REVIEW: Guardian Heroes


Months ago, I covered Golden Axe: The Revenge of Death Adder. I’ve since  been replaying other beat ’em up favorites—(un)coincidentally all fantasy themed: Dungeons & Dragons: Tower of Doom/Shadow Over Mystara, King of the Dragons, Three Dirty Dwarves, and Guardian Heroes (reason #1 I bought a Saturn). Developer Treasure are fan-favorites for their inventive games (my opinion: gimmicky memorizers). Thankfully Guardian Heroes eschews typical Treasure tropes (over-frequent bosses, mini-games), even if the sequel Advance Guardian Heroes (GBA) doesn’t…but that’s another wretched story.

Guardian Heroes has unique features aplenty. Most prominent is the experience/level up system, more detailed than Capcom’s numerous fantasy brawlers (King of the Dragons/Knights of the Round). After an area, experience is divided manually between attributes (attack, defense, speed, life, magic defense, magic offense) that drastically alter performance. In this way, the 4 archetypal D&D characters (fighter, wizard, cleric, ninja) can be customized for great variety (i.e. hand-to-hand ninja or spell casting ninja).

Stats aside, the characters also differ through magic. Other than the cleric’s barrier/heal spells, magic is offensive, varying by range, power, radius, and chainability. Each character’s 4 or 5 spells can be accessed tediously through a realtime menu or rapidly through button combos (that pro players must utilize). Of course, spells consume MP which is recovered by chaining normal attacks. Once powered up, the spells are catastrophic, clearing the whole screen to spectacular effect.

Beyond customization, Guardian Heroes is rife with originality: a super-powered CPU ally (the titular Guardian) at your command, branching paths beyond belief (with alternate bosses), huge enemies hordes, and a comprehensive battle mode where you can pit every character/enemy (after unlocking them) in massive processor-busting slugfests. Awesome!

Occasionally, Guardian Heroes is less successful. The lengthy cutscenes are uninteresting and  unnecessary, and skipping them at high speed still takes 20 seconds. The movement controls are also a bit unexpected. Beat ’em ups typically allow pixel-based vertical movement. Guardian Heroes confines you  to 3 planes–foreground, middle, and background. This unusual method adds strategy and eliminates annoying guesswork, but feels inelegant—particularly when the background layer gets lost in commotion.

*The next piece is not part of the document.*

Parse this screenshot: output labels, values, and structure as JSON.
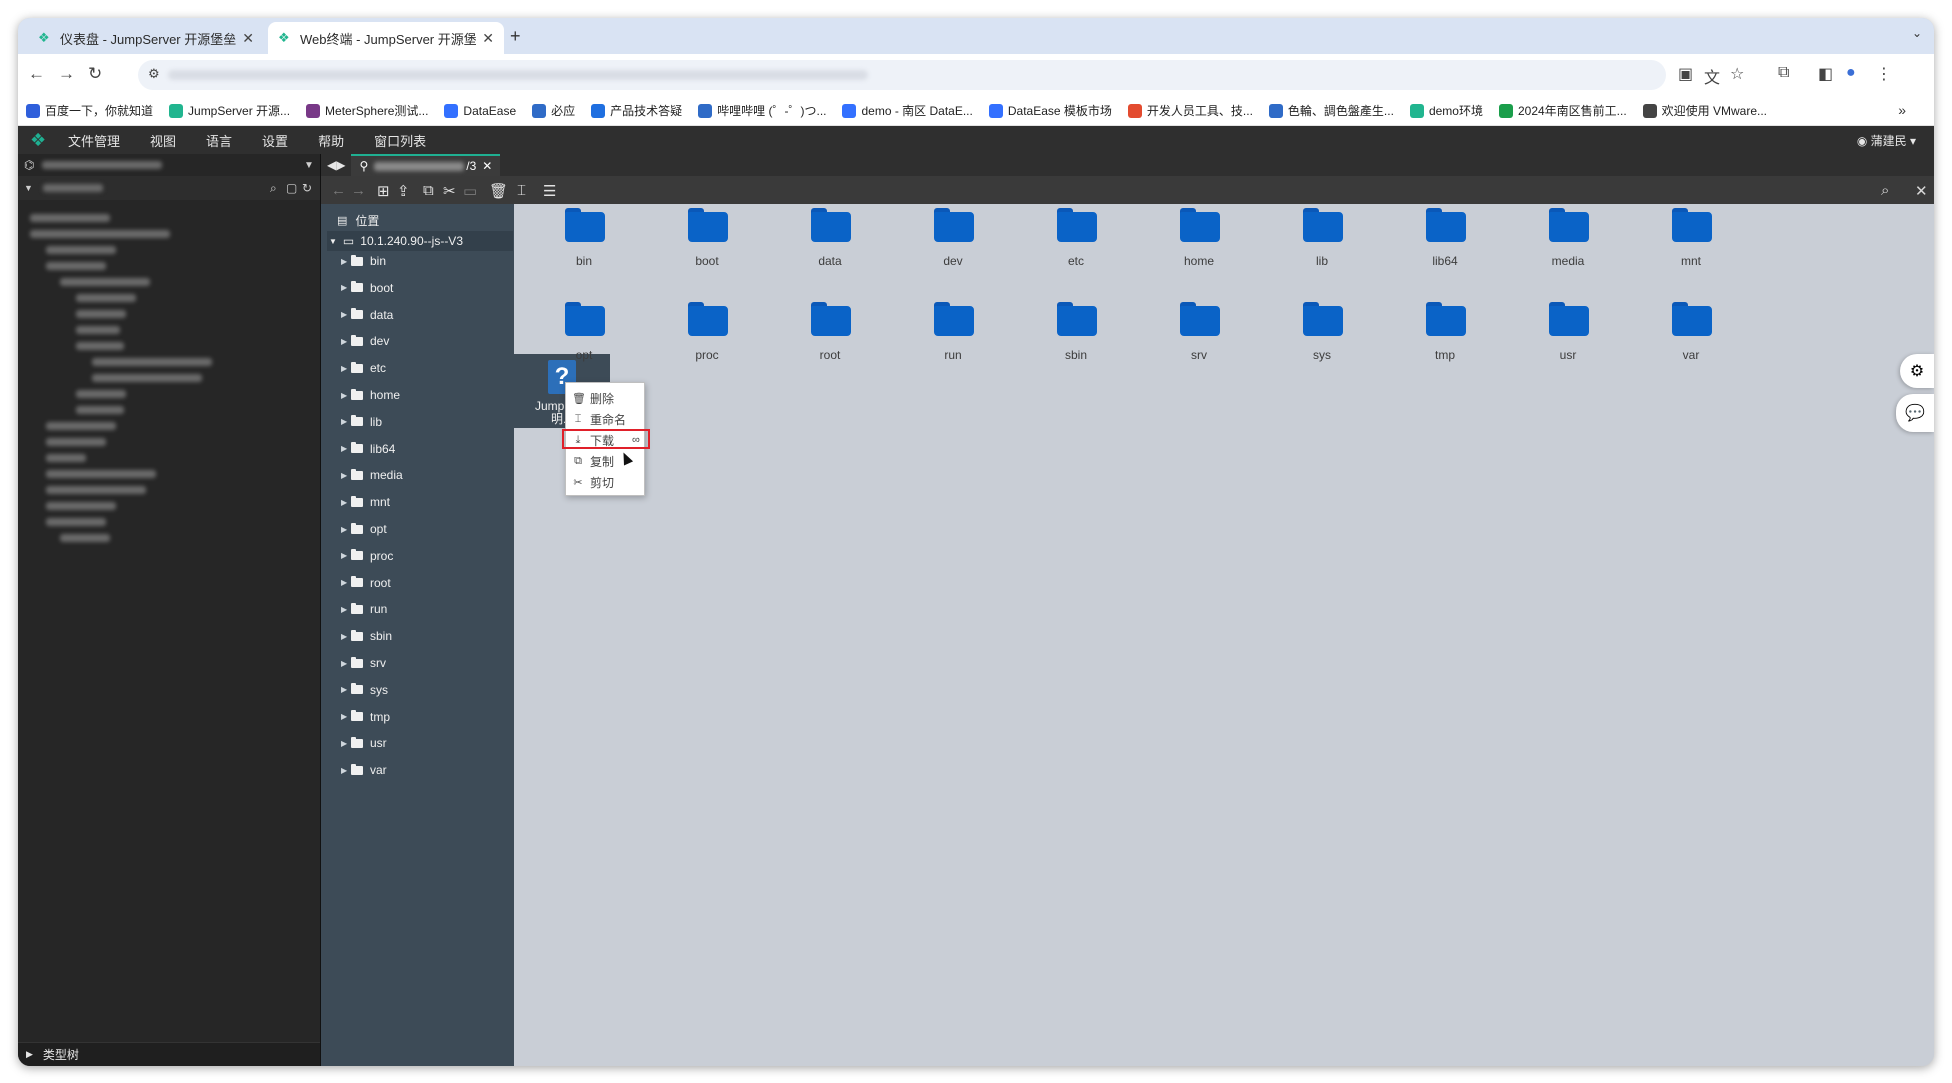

Regardless, Guardian Heroes is aces. One of the deepest beat ’em ups (but that’s not saying much) and incomparable in terms of size and originality. Not an arcade port, Guardian Heroes seems much fairer than its cheap quarter-munching brethren. Along with Capcom’s D&D games, it’s one of the more cerebral examples of its genre.


2 Comments »

  1. Todd Wallis Said:

    Glad to have you and Wanda back!

    Ahh, Guardian Heroes. I am about to throw myself off of a cliff for owning this game twice and selling it both times (for profit, of course). What little I gained in material wealth, does not compare to being able to enjoy one of the most original games created for the Saturn platform. I think it is no small miracle that this was even released here in the West.

    • willyelektrix Said:

      Thank you. It’s good to be back. Guardian Heroes is a pretty ace game. I’m sorry you old it. I got my copy of with a Saturn and a bunch of other games for $60 back in high school (10 years ago). Amazingly, I knew 2 people at my high school who owned a Saturn and Guardian Heroes. That’s a statistical anomaly, for sure. The US version goes for $100+ these days, although the JP version is much less.

      It’s one of the few beat ’em ups that actually has some depth to it and I attribute this directly to being developed for consoles instead of arcades. Did you ever play the “sequel” for Gameboy Advance?